Литмир - Электронная Библиотека

— Раздевайтесь и ложитесь, — скомандовала Клементина, остановившись перед ним, руки в боки. — Или я сама вас раздену и уложу, как ребенка.

Он слабо улыбнулся.

— Я очень благодарен за вашу любезность. По всей вероятности, отдых даст мне успокоение. Мне кажется, что я в нем нуждаюсь.

Он сидел, смотрел прямо перед собой и повторял те же слова.

Клементина прошлась по комнате.

— Ефраим, — сказала она, — мне кажется, что, если бы мы с вами были эти годы больше дружны, вы бы не нуждались в успокоении. Это моя вина. Я очень жалею. Но теперь, когда на нашей ответственности ребенок — я буду следить за вами. Бедняга, — нежно погладила она его по руке, — вы были так одиноки.
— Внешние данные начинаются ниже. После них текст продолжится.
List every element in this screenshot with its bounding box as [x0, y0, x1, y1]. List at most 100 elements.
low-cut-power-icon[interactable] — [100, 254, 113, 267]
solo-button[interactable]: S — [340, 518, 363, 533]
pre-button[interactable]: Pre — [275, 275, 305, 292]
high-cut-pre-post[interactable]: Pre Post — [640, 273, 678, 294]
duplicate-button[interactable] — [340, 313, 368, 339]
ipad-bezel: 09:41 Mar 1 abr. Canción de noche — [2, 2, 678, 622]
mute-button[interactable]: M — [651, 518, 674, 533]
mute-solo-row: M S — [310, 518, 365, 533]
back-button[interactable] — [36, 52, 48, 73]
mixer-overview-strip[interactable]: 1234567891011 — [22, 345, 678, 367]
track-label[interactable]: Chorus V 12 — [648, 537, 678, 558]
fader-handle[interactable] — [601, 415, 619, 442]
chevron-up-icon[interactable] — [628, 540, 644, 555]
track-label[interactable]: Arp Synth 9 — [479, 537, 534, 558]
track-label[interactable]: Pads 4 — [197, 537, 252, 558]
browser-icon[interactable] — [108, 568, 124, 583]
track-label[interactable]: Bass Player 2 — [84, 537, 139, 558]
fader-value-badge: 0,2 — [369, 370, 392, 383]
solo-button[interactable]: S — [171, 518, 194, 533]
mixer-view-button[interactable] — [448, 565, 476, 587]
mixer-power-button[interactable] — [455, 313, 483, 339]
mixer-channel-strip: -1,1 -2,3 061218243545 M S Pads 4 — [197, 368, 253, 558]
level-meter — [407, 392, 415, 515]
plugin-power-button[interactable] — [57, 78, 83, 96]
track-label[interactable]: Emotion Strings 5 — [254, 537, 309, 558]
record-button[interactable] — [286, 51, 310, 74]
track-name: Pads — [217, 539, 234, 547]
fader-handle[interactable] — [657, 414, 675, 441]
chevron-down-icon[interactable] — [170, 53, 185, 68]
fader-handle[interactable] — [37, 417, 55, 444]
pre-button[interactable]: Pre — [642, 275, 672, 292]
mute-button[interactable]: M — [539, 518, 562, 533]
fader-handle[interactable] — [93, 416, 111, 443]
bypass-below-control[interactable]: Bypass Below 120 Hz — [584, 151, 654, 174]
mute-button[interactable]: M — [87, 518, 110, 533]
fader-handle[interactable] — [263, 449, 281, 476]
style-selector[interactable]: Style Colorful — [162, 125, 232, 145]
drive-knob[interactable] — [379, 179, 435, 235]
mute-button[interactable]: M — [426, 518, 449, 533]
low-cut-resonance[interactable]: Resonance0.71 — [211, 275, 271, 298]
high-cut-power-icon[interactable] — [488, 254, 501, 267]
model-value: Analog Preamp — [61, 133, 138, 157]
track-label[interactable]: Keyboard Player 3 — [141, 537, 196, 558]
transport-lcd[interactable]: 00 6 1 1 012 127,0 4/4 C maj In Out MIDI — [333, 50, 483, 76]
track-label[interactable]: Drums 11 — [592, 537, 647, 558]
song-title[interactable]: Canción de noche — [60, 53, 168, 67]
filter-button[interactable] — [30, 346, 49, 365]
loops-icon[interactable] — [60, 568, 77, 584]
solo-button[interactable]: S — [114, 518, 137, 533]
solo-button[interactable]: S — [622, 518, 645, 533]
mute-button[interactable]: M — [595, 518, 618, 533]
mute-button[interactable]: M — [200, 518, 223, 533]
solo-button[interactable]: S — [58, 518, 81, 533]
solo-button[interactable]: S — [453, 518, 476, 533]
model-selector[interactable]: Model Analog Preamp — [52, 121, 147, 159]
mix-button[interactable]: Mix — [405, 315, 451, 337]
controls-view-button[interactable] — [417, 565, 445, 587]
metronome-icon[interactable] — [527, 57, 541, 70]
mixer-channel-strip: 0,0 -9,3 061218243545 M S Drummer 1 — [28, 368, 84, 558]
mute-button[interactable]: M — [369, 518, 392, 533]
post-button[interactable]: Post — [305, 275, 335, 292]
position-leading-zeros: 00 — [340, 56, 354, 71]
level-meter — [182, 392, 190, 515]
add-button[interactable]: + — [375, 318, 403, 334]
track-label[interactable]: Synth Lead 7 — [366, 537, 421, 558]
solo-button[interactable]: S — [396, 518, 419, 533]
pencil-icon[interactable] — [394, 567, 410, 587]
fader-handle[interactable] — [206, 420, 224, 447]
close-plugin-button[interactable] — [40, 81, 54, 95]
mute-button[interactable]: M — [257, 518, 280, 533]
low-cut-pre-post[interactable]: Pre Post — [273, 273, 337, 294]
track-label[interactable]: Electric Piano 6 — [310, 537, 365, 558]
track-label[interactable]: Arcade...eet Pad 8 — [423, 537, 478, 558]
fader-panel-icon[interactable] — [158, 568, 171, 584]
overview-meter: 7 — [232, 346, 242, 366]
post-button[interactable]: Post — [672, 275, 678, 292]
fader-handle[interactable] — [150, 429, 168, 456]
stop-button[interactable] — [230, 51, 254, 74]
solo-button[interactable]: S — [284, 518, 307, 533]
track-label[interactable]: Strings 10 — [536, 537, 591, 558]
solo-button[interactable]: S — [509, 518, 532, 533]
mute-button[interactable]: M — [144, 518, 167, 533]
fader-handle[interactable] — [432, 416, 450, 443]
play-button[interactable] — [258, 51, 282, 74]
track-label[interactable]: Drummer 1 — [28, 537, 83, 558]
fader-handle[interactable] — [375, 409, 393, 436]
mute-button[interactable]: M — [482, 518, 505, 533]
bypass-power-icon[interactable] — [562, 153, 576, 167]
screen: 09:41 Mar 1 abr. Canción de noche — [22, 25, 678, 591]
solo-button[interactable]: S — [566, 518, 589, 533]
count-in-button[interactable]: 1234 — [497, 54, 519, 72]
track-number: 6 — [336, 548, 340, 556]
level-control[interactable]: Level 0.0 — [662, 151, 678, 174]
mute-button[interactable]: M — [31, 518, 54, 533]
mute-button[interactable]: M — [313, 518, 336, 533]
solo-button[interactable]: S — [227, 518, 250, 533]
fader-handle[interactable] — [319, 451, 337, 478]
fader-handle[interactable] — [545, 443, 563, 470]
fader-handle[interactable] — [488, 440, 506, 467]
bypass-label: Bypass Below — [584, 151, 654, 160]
Она достала ему пижаму и положила около него на диване.

— Теперь, ради Бога, переодевайтесь и ложитесь.

Пойнтер ждал ее внизу в вестибюле с девочкой на коленях. Китаянка, как языческий идол, сидела поодаль.

— Вот, твоя новая тетя, — сказал Пойнтер, при приближении Клементины.

Ребенок соскользнул с его колен и серьезно посмотрел на нее.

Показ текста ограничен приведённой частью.